In conclusion, the direct interpretation of DFT-derived Gibbs free energy profiles for Cu-catalyzed methanol synthesis in literature was investigated by conducting probing mean field microkinetic analyses. In particular, it was reported by Behrens et al [9] that experimental methanol formation reactivity trends may be correlated to DFT energy profiles on model catalyst surfaces yielding the following reactivity trend for both CO and CO₂ hydrogenation to methanol: CuZn(211) > Cu(211) > Cu(111). Microkinetic analyses confirmed the lowest reactivity of the Cu(111) surface for methanol formation. However, methanol formation rates on Cu(211) and CuZn(211), although of similar orders of magnitude, were the highest on CuZn(211) for isolated CO hydrogenation, but the highest on Cu(211) for isolated CO₂ hydrogenation, as well as combined CO and CO₂ hydrogenation. It is concluded that the direct interpretation of DFT energy profiles, and subsequent attempts to correlate this with experimental observations, are hampered by the high coverage poisoning effect of formate intermediates and the prediction of CO/CO₂ selectivity trends. In a subsequent study, Studt et al. [10] reported that a new DFT functional, BEEF-vdW, can correctly account for CO/CO₂ selectivities during Cu-catalysed methanol synthesis. However, a comparative microkinetic analysis of the RPBE versus BEEF-vdW DFT-reported energy profiles revealed that CO selectivity for methanol formation remains dominant for both functionals upon consideration of saturation coverage limit effects for formate intermediates.

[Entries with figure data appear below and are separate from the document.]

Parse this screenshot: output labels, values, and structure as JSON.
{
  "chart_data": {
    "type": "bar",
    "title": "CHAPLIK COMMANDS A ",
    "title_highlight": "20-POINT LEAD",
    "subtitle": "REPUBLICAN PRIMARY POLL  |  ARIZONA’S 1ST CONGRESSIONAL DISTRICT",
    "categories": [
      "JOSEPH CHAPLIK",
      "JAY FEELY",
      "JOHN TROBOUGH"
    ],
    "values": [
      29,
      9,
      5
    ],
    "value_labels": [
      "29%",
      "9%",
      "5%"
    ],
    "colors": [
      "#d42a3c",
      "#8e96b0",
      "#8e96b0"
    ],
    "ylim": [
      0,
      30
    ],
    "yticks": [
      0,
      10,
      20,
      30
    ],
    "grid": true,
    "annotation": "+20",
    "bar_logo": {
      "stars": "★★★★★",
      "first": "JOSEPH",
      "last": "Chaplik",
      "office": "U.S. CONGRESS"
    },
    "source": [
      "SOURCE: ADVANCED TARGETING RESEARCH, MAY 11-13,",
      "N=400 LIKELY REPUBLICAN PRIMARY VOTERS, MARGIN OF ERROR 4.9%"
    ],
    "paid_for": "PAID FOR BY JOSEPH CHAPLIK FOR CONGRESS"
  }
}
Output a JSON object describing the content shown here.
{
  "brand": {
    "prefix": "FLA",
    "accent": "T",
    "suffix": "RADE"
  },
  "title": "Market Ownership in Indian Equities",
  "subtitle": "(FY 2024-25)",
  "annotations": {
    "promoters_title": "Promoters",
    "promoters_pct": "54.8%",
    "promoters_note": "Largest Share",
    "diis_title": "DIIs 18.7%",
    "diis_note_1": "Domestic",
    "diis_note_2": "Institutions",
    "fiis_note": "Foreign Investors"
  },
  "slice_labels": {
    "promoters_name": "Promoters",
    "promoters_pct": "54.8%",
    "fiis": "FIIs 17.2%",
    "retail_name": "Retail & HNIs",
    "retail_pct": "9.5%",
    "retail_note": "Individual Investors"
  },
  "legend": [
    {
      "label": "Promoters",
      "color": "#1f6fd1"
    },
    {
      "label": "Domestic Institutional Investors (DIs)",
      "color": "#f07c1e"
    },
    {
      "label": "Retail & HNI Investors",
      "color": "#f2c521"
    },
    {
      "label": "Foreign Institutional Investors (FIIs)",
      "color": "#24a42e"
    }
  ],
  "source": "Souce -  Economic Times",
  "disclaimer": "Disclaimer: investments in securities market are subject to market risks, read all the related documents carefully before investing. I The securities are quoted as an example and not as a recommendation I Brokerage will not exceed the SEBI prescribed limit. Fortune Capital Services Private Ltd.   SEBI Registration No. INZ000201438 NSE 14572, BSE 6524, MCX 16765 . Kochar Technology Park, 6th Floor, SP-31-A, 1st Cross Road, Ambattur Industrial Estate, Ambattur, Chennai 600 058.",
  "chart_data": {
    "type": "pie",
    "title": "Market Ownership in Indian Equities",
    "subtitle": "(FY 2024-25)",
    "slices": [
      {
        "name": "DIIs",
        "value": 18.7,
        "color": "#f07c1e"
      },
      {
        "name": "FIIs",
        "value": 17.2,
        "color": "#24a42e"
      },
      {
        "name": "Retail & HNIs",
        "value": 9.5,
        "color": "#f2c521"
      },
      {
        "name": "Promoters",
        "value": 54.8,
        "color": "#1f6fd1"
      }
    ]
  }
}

In general, the current letter serves to highlight the importance of applying a microkinetic analysis when DFT data is interpreted as this allows for the subtle influence of coverage and saturation effects of surface intermediates on catalytic rates to be accounted for. It should be noted that expansion of the DFT mechanistic schemas for Cu-catalyzed methanol synthesis could lead to significantly improved microkinetic interpretations of methanol synthesis catalysis. In particular, both the number and nature of elementary steps, e.g. inclusion of elementary steps for the water–gas-shift (WGS) reaction for correct description of CO/CO₂ selectivity, as well as the definition of interaction between terraces and steps on the model catalyst surfaces, needs to be considered to ensure an appropriate DFT data set for robust kinetic model developments.